When to use it: Kalman filters should only be applied to data in which a single "actual" value is the expected outcome. Use this filter when there is random error in an environment, but a single measurement value is anticipated. As such, don't use the Kalman filter when you expect there to be a lot of change in data!
Kalman Filter in Physics Toolbox:
To access available calibration options, click on the sensor of interest, then enter the "Settings" menu. (Note that data saved to a file while using the filter will only provide "filtered-out data, not the raw data).
G-Force Meter (in Physics Toolbox Sensor Suite PRO only)
Additional sensors with a Kalman filter will be added soon!
Low Pass Filter
What it is: Low pass filters are used to allow the display of low frequency data patterns, while eliminating high frequency data due to environmental or instrumental error. (In comparison, a high pass filter does just the opposite!) An analogy for considering how the low pass filter works is to consider an RC (resistor-capacitor) circuit. These circuits can be used to attenuate high frequency signals because high frequency electrical signals cannot fully "fill" a capacitor in the way that a lower frequency electrical signal can. Likewise, low pass filters can be constructed for acoustical systems by placing physical barriers that reflect high frequency sounds but transmit low frequency sounds. In optics, physical filters can be used to allow only high frequency wavelengths through (such as a violet filter that allows violet light through, but reflects and/or absorbs lower frequencies of light such as red and orange colors). See the video clip below to learn more about how a low pass filter is applied to data.
When to use it: Use a low pass filter when looking for low frequency changes in data that might occur in the presence of high frequency data. For example, multi-modal earthquakes and vibrations might display both high and low frequency "shakes" that correspond to different meanings or sources. In considering sound, sometimes very low frequencies can be transmitted along very great distances (as in elephant and whale communications). Hearing such low frequency sounds requires, among other things, removing high frequency background noise.
Low Pass Filter in Physics Toolbox:
To access available low pass filter options, click on the sensor of interest, then enter the "Settings" menu. (Note that data saved to a file while using the filter will only provide "filtered-out data, not the raw data).

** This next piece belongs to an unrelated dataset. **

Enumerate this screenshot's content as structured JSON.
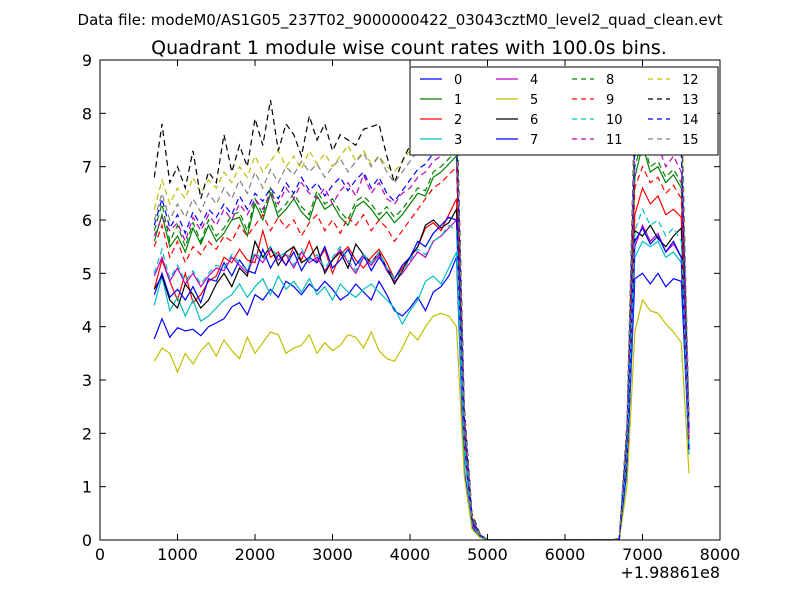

G-Force Meter (in Physics Toolbox Sensor Suite PRO only)
Additional sensors with a low pass filter will be added soon!
Final Thoughts...
Filters can be very helpful to making sense of data. Filters can help to increase precision and accuracy by removing error and bringing patterns to light that otherwise would not have been seen. In the same way, our personal filters and biases can lend a new meaning to how data is interpreted. For the advancement or hindrance of learning, both statistical and human (subjective) filters can impact the scientific endeavor.